Yesterday, a big white van driven by a young disturbed man ripped through a crowd of innocent people on Barcelona’s iconic thoroughfare, La Rambla. Of the 14 dead five were children. The injured, more than 100 of them, hailed from 35 different countries. Many were there for pleasure, strolling the “only street” that the late Spanish poet Federico García Lorca “wished would never end”; instead they found pain and horror.
The victims were in the wrong place at the wrong time on a sad day in a twisted world. Their pain is our pain, for their fate could just as easily have been ours.

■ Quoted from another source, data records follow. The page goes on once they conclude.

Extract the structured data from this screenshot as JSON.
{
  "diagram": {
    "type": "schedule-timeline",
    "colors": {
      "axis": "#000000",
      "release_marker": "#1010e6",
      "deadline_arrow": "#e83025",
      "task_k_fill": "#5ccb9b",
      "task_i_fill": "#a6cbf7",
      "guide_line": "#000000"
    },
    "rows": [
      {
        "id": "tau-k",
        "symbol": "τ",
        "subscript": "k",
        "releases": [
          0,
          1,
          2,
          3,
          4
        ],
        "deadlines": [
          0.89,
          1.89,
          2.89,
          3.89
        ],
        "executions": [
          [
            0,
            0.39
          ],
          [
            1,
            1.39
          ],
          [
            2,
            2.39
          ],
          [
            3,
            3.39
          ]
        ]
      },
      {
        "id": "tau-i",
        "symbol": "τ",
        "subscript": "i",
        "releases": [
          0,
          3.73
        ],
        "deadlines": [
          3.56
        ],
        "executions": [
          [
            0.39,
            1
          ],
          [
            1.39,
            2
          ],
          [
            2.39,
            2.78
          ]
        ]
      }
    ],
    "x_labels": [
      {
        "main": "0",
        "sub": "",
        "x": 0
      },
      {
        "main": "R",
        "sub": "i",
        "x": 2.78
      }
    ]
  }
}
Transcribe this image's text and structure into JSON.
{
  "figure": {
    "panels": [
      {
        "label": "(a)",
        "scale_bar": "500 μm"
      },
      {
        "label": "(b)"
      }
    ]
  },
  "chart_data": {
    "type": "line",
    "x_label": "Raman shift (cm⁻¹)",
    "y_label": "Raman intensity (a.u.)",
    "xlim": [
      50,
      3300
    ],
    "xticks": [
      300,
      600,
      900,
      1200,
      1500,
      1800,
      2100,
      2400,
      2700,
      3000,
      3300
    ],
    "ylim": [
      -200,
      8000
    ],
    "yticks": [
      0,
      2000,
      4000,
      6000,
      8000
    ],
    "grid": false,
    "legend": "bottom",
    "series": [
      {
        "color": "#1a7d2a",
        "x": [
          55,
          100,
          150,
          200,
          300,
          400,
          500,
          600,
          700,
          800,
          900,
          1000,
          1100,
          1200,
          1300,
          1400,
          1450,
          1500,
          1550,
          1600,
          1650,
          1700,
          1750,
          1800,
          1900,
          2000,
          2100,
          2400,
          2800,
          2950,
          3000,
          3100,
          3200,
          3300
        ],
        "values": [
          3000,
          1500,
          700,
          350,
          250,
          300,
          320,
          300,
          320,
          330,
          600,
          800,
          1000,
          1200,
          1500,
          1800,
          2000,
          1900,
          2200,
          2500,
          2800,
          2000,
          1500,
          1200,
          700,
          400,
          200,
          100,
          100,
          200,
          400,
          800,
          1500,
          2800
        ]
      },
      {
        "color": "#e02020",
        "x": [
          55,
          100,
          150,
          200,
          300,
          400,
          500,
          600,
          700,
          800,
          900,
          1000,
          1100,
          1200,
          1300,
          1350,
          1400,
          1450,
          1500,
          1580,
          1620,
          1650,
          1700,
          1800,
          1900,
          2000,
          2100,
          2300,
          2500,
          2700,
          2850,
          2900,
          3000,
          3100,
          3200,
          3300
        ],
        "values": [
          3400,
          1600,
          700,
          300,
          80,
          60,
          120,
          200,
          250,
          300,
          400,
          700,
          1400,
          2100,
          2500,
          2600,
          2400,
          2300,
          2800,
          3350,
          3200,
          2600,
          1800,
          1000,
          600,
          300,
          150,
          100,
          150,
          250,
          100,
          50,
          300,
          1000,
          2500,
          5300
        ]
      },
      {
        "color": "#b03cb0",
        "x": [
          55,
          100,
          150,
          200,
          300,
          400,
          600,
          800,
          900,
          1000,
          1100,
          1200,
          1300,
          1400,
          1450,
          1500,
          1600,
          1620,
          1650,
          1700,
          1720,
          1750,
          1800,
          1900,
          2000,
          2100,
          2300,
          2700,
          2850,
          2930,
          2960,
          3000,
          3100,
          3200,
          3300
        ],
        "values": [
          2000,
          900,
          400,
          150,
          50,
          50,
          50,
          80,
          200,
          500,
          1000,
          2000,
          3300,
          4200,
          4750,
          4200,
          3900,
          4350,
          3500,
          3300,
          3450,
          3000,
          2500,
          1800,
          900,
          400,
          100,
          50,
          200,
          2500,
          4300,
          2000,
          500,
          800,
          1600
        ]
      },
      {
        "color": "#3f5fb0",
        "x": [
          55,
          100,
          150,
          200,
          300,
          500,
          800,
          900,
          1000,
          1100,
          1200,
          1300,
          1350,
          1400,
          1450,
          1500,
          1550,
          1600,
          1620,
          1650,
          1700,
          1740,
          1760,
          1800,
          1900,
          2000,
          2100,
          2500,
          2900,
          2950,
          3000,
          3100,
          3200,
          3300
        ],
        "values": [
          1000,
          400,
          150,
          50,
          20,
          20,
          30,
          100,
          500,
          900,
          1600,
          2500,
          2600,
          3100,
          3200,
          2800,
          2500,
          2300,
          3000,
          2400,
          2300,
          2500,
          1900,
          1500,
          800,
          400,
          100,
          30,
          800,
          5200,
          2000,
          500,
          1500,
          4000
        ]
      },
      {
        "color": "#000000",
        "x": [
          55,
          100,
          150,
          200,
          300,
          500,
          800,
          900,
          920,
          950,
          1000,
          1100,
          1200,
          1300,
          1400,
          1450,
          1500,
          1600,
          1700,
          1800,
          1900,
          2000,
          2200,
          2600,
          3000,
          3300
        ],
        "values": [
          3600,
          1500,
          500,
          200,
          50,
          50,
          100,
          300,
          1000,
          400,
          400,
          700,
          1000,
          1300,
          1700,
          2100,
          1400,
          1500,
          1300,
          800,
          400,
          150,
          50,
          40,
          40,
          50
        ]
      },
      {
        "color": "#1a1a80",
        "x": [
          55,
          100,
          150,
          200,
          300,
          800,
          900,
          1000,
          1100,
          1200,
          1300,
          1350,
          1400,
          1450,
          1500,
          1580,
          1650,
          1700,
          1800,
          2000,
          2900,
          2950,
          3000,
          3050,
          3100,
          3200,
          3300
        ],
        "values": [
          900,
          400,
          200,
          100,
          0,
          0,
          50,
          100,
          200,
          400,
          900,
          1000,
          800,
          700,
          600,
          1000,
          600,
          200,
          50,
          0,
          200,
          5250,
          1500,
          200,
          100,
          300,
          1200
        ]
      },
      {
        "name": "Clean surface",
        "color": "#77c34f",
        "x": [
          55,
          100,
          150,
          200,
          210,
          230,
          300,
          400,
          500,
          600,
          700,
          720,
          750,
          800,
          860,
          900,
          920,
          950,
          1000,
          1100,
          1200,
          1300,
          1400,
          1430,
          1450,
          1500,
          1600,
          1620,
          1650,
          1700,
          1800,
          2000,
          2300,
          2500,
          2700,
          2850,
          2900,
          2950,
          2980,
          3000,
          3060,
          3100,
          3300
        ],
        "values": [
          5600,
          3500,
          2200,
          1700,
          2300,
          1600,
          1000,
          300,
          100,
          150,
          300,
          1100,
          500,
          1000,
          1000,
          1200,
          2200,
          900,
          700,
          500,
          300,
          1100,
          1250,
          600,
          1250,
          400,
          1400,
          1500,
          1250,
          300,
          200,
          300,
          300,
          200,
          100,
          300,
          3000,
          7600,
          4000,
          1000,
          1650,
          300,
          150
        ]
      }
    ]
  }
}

As a long-time Barcelona resident, I hope the city I love can find the resolve to bounce back. Its residents are resilient and I’m sure they will provide refuge and warmth to those who need it.
As shocking, senseless and brutal as yesterday’s attack was, it did not come out of the blue. As one of Europe’s most popular tourist destinations, Barcelona has been near the top of the list of prime terrorist targets for years. Catalonia has also served as an important operational base for previous attacks in Europe. The terrorists knew that a well orchestrated strike against one of the city’s iconic symbols would have the potential to disrupt its vital tourist industry — an industry that has grown so big, so fast that it recently became the biggest cause for concern among local residents.
Now, the people of Barcelona and Catalonia have a more immediate concern: guarding against future attacks from an enemy that is as ruthless as it is resourceful — and what’s more, against a backdrop of heightened political uncertainty as Catalonia prepares for a referendum on national independence that is forbidden by the central government in Madrid.
As always happens after a terrorist attack, there will be a temptation among both leaders and the led to seek revenge and hit out blindly, just as the French government did against the people of Syria after its recent wave of terrorist attacks. One can only hope that the urge can be resisted, for this spiral of indiscriminate violence and hatred, whose primary victims have been the people of the Middle East, must end at some point.